4 more automobile journalists.
Abhirup Roy
Abhirup Roy is distinct for his data-driven coverage of the U.S. auto industry, especially how electric-vehicle makers, suppliers and retailers respond to shifting demand, prices and regulation. He is a U.S. autos correspondent at Reuters News, with work widely carried by Yahoo Finance and other business outlets. He focuses on electric vehicles, autonomous cars and auto retail, using hard numbers on sales, deliveries, market share and tariffs to show how automakers navigate volatile markets and policy. His reporting tracks Tesla and newer EV manufacturers, links production and revenue results to investor expectations and stock moves, and explains how trade barriers, supply chains and new business models shape strategy. He covers autonomous and advanced driver-assistance technology as a near-term safety, liability and regulatory issue, grounding stories in concrete decisions and measurable outcomes.
Alana Cameron
Alana Cameron’s most distinctive work explains the legal and safety framework around emerging transportation, especially e‑bikes, in clear, rule‑based detail. She reports and anchors for Quinte News, focusing on how everyday transportation, policing and local regulation shape life in her coverage area. Within the automobile beat she concentrates on practical safety rules, enforcement activity and how official guidance translates into day‑to‑day decisions for drivers, cyclists and e‑bike riders. Her e‑bike coverage breaks down Highway Traffic Act requirements, equipment standards and operational rules into a practical checklist. She also reports on crime, courts, police briefings, public safety alerts and missing‑person cases, as well as community initiatives, conservation and fundraising efforts.
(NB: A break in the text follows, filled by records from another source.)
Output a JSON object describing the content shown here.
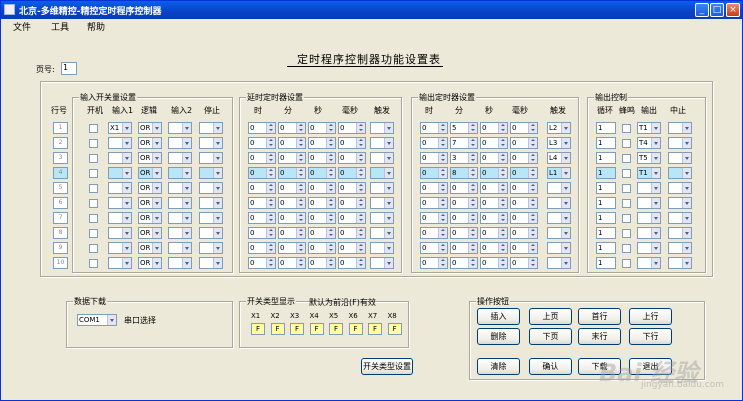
{
  "window": {
    "title": "北京-多维精控-精控定时程序控制器",
    "buttons": [
      "_",
      "□",
      "×"
    ]
  },
  "menu": [
    "文件",
    "工具",
    "帮助"
  ],
  "header": {
    "title": "定时程序控制器功能设置表"
  },
  "page": {
    "label": "页号:",
    "value": "1"
  },
  "row_header": "行号",
  "rows": [
    {
      "no": "1",
      "input1": "X1",
      "logic": "OR",
      "delay_trigger": "",
      "out_h": "0",
      "out_m": "5",
      "out_s": "0",
      "out_ms": "0",
      "out_trigger": "L2",
      "loop": "1",
      "output": "T1"
    },
    {
      "no": "2",
      "input1": "",
      "logic": "OR",
      "delay_trigger": "",
      "out_h": "0",
      "out_m": "7",
      "out_s": "0",
      "out_ms": "0",
      "out_trigger": "L3",
      "loop": "1",
      "output": "T4"
    },
    {
      "no": "3",
      "input1": "",
      "logic": "OR",
      "delay_trigger": "",
      "out_h": "0",
      "out_m": "3",
      "out_s": "0",
      "out_ms": "0",
      "out_trigger": "L4",
      "loop": "1",
      "output": "T5"
    },
    {
      "no": "4",
      "input1": "",
      "logic": "OR",
      "delay_trigger": "",
      "out_h": "0",
      "out_m": "8",
      "out_s": "0",
      "out_ms": "0",
      "out_trigger": "L1",
      "loop": "1",
      "output": "T1"
    },
    {
      "no": "5",
      "input1": "",
      "logic": "OR",
      "delay_trigger": "",
      "out_h": "0",
      "out_m": "0",
      "out_s": "0",
      "out_ms": "0",
      "out_trigger": "",
      "loop": "1",
      "output": ""
    },
    {
      "no": "6",
      "input1": "",
      "logic": "OR",
      "delay_trigger": "",
      "out_h": "0",
      "out_m": "0",
      "out_s": "0",
      "out_ms": "0",
      "out_trigger": "",
      "loop": "1",
      "output": ""
    },
    {
      "no": "7",
      "input1": "",
      "logic": "OR",
      "delay_trigger": "",
      "out_h": "0",
      "out_m": "0",
      "out_s": "0",
      "out_ms": "0",
      "out_trigger": "",
      "loop": "1",
      "output": ""
    },
    {
      "no": "8",
      "input1": "",
      "logic": "OR",
      "delay_trigger": "",
      "out_h": "0",
      "out_m": "0",
      "out_s": "0",
      "out_ms": "0",
      "out_trigger": "",
      "loop": "1",
      "output": ""
    },
    {
      "no": "9",
      "input1": "",
      "logic": "OR",
      "delay_trigger": "",
      "out_h": "0",
      "out_m": "0",
      "out_s": "0",
      "out_ms": "0",
      "out_trigger": "",
      "loop": "1",
      "output": ""
    },
    {
      "no": "10",
      "input1": "",
      "logic": "OR",
      "delay_trigger": "",
      "out_h": "0",
      "out_m": "0",
      "out_s": "0",
      "out_ms": "0",
      "out_trigger": "",
      "loop": "1",
      "output": ""
    }
  ],
  "selected_row_index": 3,
  "input_group": {
    "title": "输入开关量设置",
    "cols": [
      "开机",
      "输入1",
      "逻辑",
      "输入2",
      "停止"
    ]
  },
  "delay_group": {
    "title": "延时定时器设置",
    "cols": [
      "时",
      "分",
      "秒",
      "毫秒",
      "触发"
    ],
    "value": "0"
  },
  "output_timer_group": {
    "title": "输出定时器设置",
    "cols": [
      "时",
      "分",
      "秒",
      "毫秒",
      "触发"
    ]
  },
  "output_ctrl_group": {
    "title": "输出控制",
    "cols": [
      "循环",
      "蜂鸣",
      "输出",
      "中止"
    ]
  },
  "download": {
    "title": "数据下载",
    "port_value": "COM1",
    "port_label": "串口选择"
  },
  "switch_display": {
    "title": "开关类型显示",
    "note": "默认为前沿(F)有效",
    "labels": [
      "X1",
      "X2",
      "X3",
      "X4",
      "X5",
      "X6",
      "X7",
      "X8"
    ],
    "values": [
      "F",
      "F",
      "F",
      "F",
      "F",
      "F",
      "F",
      "F"
    ]
  },
  "switch_type_button": "开关类型设置",
  "ops": {
    "title": "操作按钮",
    "buttons": [
      "插入",
      "上页",
      "首行",
      "上行",
      "删除",
      "下页",
      "末行",
      "下行",
      "清除",
      "确认",
      "下载",
      "退出"
    ]
  },
  "watermark": {
    "main": "Bai 经验",
    "sub": "jingyan.baidu.com"
  },
  "colors": {
    "titlebar": "#0842c8",
    "window_bg": "#ece9d8",
    "highlight": "#b9e6f6",
    "switch_box": "#ffffa0"
  }
}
Her stories are tightly structured, instructional and grounded in direct sourcing from police and public agencies, reflecting a background in local radio, television, specialized weather and a firefighting industry publication.
Alex Allan
Alex Allan is an award-winning multimedia journalist at Your Sunset Country whose key distinction is anchoring transport and automotive coverage inside national economic and policy stories. He works an automobile beat within a wider focus on economics, federal policy and transportation news, concentrating on fuel prices, transportation labour disputes and major fiscal and regulatory decisions that shape mobility. He reports on fuel prices, inflation and the cost of driving, federal budgets and deficits, clean energy and emissions policy, trade deals and regulatory changes, transportation labour disputes, national programs, elections, criminal justice reform, language policy and conservation. Across these subjects he links everyday costs, drivers, travellers and logistics to inflation data, fiscal plans, trade rules and institutional reforms, using detailed reporting on numbers, agreements and programs to show how people and goods move.
Aliza Savira
Aliza Savira is an automobiles reporter for MSN who treats electric efficiency in small cars as the main story, not a side note. She focuses on how electric vehicle technology and efficiency are reshaping the compact segment, using new EV concepts to show how manufacturers now compete on energy use, range and packaging. Her work sits at the intersection of engineering choices, market positioning and everyday driving needs. She uses concept cars as signals of future trends in compact EVs, linking individual projects to wider shifts in range, comfort and safety within tight footprints. She writes in plain language, explaining design trade-offs through real use cases like urban driving, charging habits and ownership costs. Her reporting occupies a space between enthusiast coverage and industry analysis, showing how changes in EV technology affect the cars people may realistically drive next.